Dengan mengatakan kebijakan tidak bisa diadili, ada kecenderungan memengaruhi
jalan persidangan Budi Mulya. Apalagi dibumbui dengan alasan bisa mengganggu
kelancaran pembangunan. Lagipula, sangat berbahaya jika setiap kebijakan
tidak bisa diadili. Kalau paham atau pandangan ini diadopsi, perumus
kebijakan dan regulatornya akan berevolusi menjadi penguasa tiran atau
diktator.
Paham
ini memberi akses bagi perumus dan pelaksana kebijakan bertindak semena-mena,
represif, dan koruptif. Di negeri komunis seperti Korea Utara, Kim Jong-un
leluasa bertindak represif karena tidak ada yang berani mengadili
kebijakannya sebagai pemimpin.

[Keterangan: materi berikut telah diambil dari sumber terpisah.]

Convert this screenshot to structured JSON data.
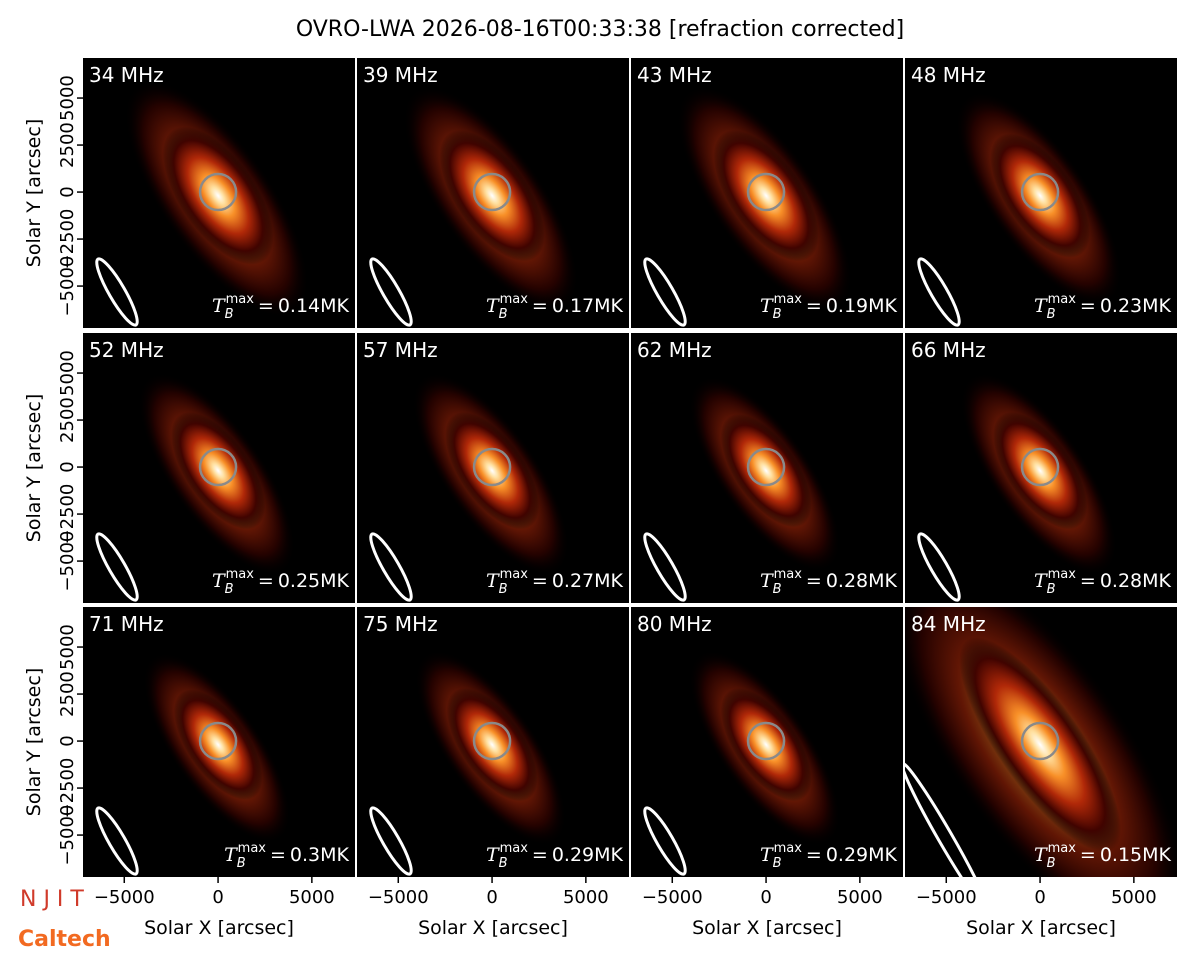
{
  "chart_data": {
    "type": "image-grid",
    "title": "OVRO-LWA 2026-08-16T00:33:38 [refraction corrected]",
    "xlabel": "Solar X [arcsec]",
    "ylabel": "Solar Y [arcsec]",
    "xlim": [
      -7200,
      7300
    ],
    "ylim": [
      -7230,
      7130
    ],
    "xticks": [
      {
        "value": -5000,
        "label": "−5000"
      },
      0,
      5000
    ],
    "yticks": [
      {
        "value": -5000,
        "label": "−5000"
      },
      {
        "value": -2500,
        "label": "−2500"
      },
      0,
      2500,
      5000
    ],
    "tb_symbol": {
      "base": "T",
      "sub": "B",
      "sup": "max",
      "eq": "="
    },
    "panels": [
      {
        "label": "34 MHz",
        "tb_max": 0.14,
        "tb_max_label": "0.14MK"
      },
      {
        "label": "39 MHz",
        "tb_max": 0.17,
        "tb_max_label": "0.17MK"
      },
      {
        "label": "43 MHz",
        "tb_max": 0.19,
        "tb_max_label": "0.19MK"
      },
      {
        "label": "48 MHz",
        "tb_max": 0.23,
        "tb_max_label": "0.23MK"
      },
      {
        "label": "52 MHz",
        "tb_max": 0.25,
        "tb_max_label": "0.25MK"
      },
      {
        "label": "57 MHz",
        "tb_max": 0.27,
        "tb_max_label": "0.27MK"
      },
      {
        "label": "62 MHz",
        "tb_max": 0.28,
        "tb_max_label": "0.28MK"
      },
      {
        "label": "66 MHz",
        "tb_max": 0.28,
        "tb_max_label": "0.28MK"
      },
      {
        "label": "71 MHz",
        "tb_max": 0.3,
        "tb_max_label": "0.3MK"
      },
      {
        "label": "75 MHz",
        "tb_max": 0.29,
        "tb_max_label": "0.29MK"
      },
      {
        "label": "80 MHz",
        "tb_max": 0.29,
        "tb_max_label": "0.29MK"
      },
      {
        "label": "84 MHz",
        "tb_max": 0.15,
        "tb_max_label": "0.15MK"
      }
    ]
  },
  "logos": [
    "N J I T",
    "Caltech"
  ]
}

Kim, seturut aturan di negerinya, tidak boleh
dipersalahkan (can do no wrong).
Kalau ”kebijakan” menyelamatkan Bank Century tidak bisa diadili artinya BI
dan pemerintah cq KSSK tidak bisa berbuat salah atau dipersalahkan.
Kalau
begitu, model demokrasi apakah yang diadopsi pemerintahan sekarang ini?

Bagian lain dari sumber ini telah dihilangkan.